Further, we introduce a simple but effective variant: SpecAugment-p, which applies SpecAugment to each batch with probability p. (The standard SpecAugment would thus use p= 1.) We found that SpecAugment with p= 0.5 was effective in our setup.

3.3.4. Augmentation Settings

We perform conditional generation of new data with either 8or 16 voice conversions, applying them to 10%, 25%, 50%,and 100% of the training corpus. This creates transformed variants of our dataset in distinct (arbitrarily selected) voices.

We compare these settings to standard SpecAugment, as well as to SpecAugment-p with p= 0.5, which we found to be effective.

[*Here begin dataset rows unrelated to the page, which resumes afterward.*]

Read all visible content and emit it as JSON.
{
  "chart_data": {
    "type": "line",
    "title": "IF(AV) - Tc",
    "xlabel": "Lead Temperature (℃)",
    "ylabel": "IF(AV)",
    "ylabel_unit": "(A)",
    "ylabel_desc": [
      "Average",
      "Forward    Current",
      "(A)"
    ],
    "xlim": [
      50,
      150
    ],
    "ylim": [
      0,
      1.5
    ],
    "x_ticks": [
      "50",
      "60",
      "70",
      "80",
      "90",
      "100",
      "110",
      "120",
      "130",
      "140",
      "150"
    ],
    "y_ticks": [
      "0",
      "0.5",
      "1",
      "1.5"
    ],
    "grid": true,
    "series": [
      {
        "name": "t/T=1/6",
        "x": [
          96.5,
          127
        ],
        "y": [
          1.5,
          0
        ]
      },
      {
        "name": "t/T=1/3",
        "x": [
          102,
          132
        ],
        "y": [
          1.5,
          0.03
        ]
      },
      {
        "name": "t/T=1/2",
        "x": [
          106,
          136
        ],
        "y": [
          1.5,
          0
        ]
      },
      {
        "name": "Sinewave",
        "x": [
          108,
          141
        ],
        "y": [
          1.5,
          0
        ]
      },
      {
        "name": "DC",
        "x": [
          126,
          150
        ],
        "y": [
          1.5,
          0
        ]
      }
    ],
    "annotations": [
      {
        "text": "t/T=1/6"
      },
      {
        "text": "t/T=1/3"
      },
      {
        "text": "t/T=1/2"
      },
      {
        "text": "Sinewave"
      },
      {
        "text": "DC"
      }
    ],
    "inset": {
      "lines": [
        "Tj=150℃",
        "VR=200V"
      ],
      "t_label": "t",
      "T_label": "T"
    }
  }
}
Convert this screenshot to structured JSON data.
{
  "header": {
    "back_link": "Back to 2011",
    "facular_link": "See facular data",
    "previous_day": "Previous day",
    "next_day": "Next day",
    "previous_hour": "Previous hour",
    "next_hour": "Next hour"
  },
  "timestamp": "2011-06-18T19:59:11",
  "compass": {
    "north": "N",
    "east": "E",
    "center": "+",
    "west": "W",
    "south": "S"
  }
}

3.3.5. Machine-Translation Augmentation

Machine-translated transcripts of large ASR corpora dramatically increase the performance of AST models [6,7]. We therefore translate LibriSpeech transcripts with our Transformer, then concatenate these synthetic training instances to the AST data. We apply 16 skins to 25% of the AST training data, as we found this to perform best.

4. Results

The authors perform conditional generation of new data with either 8 or 16 voice conversions, applying them to 10%, 25%, 50%, and 100% of the training corpus. The results are as below:

The result of ablation study on incorporating:

  2. translated transcripts (“+ MT”)
  3. both


Note: AST LibriSpeech - AT is original Corpus released by [12] while AST LibriSpeech is proposed by [13] by adding off-the-shelf automatic translations .

5. Conclusion

  1. While this method relies on additional audio data to train the speaker conversion, it does not rely on transcribed text.
  2. Effectively combine speaker conversion data with MT-augmented ASR data.